Mon cœur est ainsi fait que je n’ai pas une place infinie pour la variété. Ma curiosité est limitée par ma passion. Je ne peux me concentrer sur des milliers de séries. Je dois me focaliser sur une ou deux pour que ça commence vraiment à prendre, à tourner, à parler. De même, longtemps je n’ai pu écrire que sur la pop music, et dans une ligne marquée par les musiques des Beatles, de Zappa, de Dylan, de Bowie, des Residents, de Led Zeppelin, de Secret Chiefs 3. J’écoute de la soul depuis mon adolescence, et du funk, et un peu de rap, et beaucoup de jazz, et pas mal de musique indienne, arabe, africaine… Mais je n’étais pas capable de les aborder dans mes textes. Je n’avais pas les outils pertinents, je ne savais pas poser les questions, je ne voyais pas à quel endroit commencer à travailler pour les faire parler. Lentement, depuis quelques années, je commence à questionner les chefs d’œuvre de la soul. Dans « L’enquête infinie », un chapitre est consacré à Otis Redding. Je viens d’écrire une plaquette sur Prince pour « Derrière la salle de bains » : « Prince des fêtes brûlantes et des aubes froides ». J’espère ne pas m’arrêter là. Mais tout ça doit continuer à se faire patiemment, comme on lime les barreaux d’une prison. La soul est notre dehors. La soul nous montre le monde dans lequel nous pourrions et devrions vivre.
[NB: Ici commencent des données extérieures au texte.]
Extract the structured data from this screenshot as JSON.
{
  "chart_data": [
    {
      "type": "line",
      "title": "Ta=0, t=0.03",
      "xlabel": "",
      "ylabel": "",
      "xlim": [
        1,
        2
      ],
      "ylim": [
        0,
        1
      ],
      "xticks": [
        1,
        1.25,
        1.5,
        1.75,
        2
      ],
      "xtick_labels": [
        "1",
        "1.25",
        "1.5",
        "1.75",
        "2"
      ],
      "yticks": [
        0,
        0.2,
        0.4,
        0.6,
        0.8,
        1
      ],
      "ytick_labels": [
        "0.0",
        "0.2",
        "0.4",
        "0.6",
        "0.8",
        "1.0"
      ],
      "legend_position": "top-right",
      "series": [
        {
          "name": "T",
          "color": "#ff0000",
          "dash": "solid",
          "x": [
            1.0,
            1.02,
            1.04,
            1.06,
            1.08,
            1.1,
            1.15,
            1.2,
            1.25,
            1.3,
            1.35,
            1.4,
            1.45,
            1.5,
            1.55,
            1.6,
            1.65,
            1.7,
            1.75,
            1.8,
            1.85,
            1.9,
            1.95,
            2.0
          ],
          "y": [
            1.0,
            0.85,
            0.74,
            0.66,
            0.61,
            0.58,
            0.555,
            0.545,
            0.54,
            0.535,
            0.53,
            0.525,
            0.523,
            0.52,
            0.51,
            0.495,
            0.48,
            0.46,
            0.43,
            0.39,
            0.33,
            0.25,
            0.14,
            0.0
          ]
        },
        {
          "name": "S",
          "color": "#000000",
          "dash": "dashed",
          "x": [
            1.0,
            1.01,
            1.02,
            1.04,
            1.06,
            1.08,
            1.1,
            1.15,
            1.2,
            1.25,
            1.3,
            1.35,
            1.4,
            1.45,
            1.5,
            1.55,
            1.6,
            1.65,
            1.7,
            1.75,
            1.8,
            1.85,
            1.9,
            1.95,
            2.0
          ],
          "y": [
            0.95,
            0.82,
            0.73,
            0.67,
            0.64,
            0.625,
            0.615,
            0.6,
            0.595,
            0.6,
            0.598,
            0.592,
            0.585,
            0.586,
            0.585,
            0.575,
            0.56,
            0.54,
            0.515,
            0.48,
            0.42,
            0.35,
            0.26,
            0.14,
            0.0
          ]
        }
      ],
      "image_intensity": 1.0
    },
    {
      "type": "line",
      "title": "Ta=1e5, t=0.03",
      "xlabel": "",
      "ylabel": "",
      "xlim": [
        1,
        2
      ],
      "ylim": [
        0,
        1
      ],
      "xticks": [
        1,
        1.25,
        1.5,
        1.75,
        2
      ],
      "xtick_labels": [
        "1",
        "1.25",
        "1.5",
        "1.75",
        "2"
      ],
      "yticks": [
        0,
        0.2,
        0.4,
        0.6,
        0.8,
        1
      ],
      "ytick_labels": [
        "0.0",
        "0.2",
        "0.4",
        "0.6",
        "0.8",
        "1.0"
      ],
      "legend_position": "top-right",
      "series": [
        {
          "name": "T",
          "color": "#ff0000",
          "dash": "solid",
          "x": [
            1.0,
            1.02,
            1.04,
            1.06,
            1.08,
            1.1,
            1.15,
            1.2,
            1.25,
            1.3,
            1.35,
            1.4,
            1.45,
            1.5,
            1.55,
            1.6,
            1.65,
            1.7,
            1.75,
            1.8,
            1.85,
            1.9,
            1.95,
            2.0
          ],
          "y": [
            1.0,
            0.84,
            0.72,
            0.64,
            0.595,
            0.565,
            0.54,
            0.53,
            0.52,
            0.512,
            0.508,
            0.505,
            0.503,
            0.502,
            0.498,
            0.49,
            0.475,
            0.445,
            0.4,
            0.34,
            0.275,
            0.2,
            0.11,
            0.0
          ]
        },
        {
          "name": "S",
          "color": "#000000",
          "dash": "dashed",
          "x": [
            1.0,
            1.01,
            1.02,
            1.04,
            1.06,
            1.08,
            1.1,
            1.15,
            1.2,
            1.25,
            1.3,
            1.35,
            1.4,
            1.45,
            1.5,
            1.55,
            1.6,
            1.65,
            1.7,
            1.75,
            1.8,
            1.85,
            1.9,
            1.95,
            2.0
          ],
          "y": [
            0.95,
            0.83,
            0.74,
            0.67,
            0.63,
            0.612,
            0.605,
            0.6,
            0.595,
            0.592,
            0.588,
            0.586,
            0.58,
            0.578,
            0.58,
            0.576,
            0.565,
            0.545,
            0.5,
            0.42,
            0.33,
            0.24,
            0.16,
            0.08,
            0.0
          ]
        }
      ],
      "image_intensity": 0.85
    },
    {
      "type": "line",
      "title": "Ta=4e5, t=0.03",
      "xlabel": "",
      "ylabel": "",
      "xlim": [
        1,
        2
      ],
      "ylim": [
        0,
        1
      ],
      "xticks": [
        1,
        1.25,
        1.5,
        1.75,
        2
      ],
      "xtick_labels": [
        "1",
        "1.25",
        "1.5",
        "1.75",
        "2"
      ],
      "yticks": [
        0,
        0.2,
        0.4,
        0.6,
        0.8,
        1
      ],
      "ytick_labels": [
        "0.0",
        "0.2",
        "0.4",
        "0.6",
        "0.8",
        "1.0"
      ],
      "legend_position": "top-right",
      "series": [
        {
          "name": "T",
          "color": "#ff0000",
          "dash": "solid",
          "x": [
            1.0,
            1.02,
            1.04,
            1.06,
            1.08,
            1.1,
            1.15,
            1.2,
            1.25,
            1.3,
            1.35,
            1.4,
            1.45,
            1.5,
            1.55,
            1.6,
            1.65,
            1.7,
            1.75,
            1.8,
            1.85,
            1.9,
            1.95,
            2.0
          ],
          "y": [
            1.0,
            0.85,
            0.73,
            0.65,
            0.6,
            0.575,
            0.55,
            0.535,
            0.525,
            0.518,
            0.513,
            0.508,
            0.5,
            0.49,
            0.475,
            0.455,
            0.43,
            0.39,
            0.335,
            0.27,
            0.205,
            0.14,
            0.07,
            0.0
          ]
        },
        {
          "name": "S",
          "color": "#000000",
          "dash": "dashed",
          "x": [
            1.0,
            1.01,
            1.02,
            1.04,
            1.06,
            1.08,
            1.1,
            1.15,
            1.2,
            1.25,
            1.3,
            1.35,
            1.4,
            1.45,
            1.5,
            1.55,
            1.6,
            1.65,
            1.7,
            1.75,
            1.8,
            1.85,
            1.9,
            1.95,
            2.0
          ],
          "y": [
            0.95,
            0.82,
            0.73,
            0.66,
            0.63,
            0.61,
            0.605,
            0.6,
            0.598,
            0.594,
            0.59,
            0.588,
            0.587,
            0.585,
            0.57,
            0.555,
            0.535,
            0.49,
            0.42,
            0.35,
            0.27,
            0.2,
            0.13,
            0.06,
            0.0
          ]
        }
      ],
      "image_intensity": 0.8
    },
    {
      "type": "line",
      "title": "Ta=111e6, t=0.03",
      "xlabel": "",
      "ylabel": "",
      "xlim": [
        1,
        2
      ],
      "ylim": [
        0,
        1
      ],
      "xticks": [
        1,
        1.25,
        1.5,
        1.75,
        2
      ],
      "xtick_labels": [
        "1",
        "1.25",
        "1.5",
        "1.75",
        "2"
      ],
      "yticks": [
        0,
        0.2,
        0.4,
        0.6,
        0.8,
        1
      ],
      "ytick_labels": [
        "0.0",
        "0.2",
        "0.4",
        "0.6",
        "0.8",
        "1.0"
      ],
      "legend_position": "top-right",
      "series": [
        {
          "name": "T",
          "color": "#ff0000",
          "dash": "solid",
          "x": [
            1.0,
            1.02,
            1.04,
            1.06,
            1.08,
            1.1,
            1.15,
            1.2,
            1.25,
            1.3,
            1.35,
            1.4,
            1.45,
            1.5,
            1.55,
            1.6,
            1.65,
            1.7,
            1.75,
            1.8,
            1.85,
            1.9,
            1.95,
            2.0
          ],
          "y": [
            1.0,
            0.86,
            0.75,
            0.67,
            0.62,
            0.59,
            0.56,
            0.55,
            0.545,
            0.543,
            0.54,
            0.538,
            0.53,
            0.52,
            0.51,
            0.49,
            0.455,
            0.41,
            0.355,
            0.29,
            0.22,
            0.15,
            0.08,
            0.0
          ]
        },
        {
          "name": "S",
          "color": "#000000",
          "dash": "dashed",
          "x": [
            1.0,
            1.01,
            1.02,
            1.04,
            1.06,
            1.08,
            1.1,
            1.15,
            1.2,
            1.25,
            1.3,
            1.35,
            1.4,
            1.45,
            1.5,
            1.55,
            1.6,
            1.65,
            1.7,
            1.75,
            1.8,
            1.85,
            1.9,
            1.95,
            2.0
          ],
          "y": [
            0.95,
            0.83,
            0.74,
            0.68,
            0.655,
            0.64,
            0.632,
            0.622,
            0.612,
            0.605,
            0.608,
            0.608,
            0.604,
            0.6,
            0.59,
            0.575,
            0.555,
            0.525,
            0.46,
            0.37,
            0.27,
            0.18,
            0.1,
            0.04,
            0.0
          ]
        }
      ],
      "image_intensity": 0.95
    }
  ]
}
Le principe même de l’exégèse exige qu’on reste concentré à un nombre limité d’œuvres qui fonctionnent comme « supports de la parole divine ». Le principe même de l’exégèse exige qu’on ne se disperse pas, qu’on reprenne trois fois, quatre fois, quarante-quatre fois le même ouvrage. C’est aussi pour ça que, bien que j’aie un immense respect pour ceux qui ont pratiqué artistiquement, philosophiquement, littérairement et poétiquement l’activité critique (de Charles Baudelaire à Jean-Pierre Dionnet, de Guillaume Apollinaire à Stéphane du Mesnildot), je n’ai jamais complètement admis d’être considéré comme un critique ou de faire de la critique. La critique est prescriptive. Son rôle est de donner envie (ou pas) de voir, de lire, d’écouter. Son rôle est d’évaluer les qualités ou les défauts de quelque chose. L’exégèse commence toujours quand ce travail est déjà fait. L’exégèse a pour principe que l’œuvre dont on parle est nécessairement belle, intéressante, digne d’analyse, à voir, à lire, etc.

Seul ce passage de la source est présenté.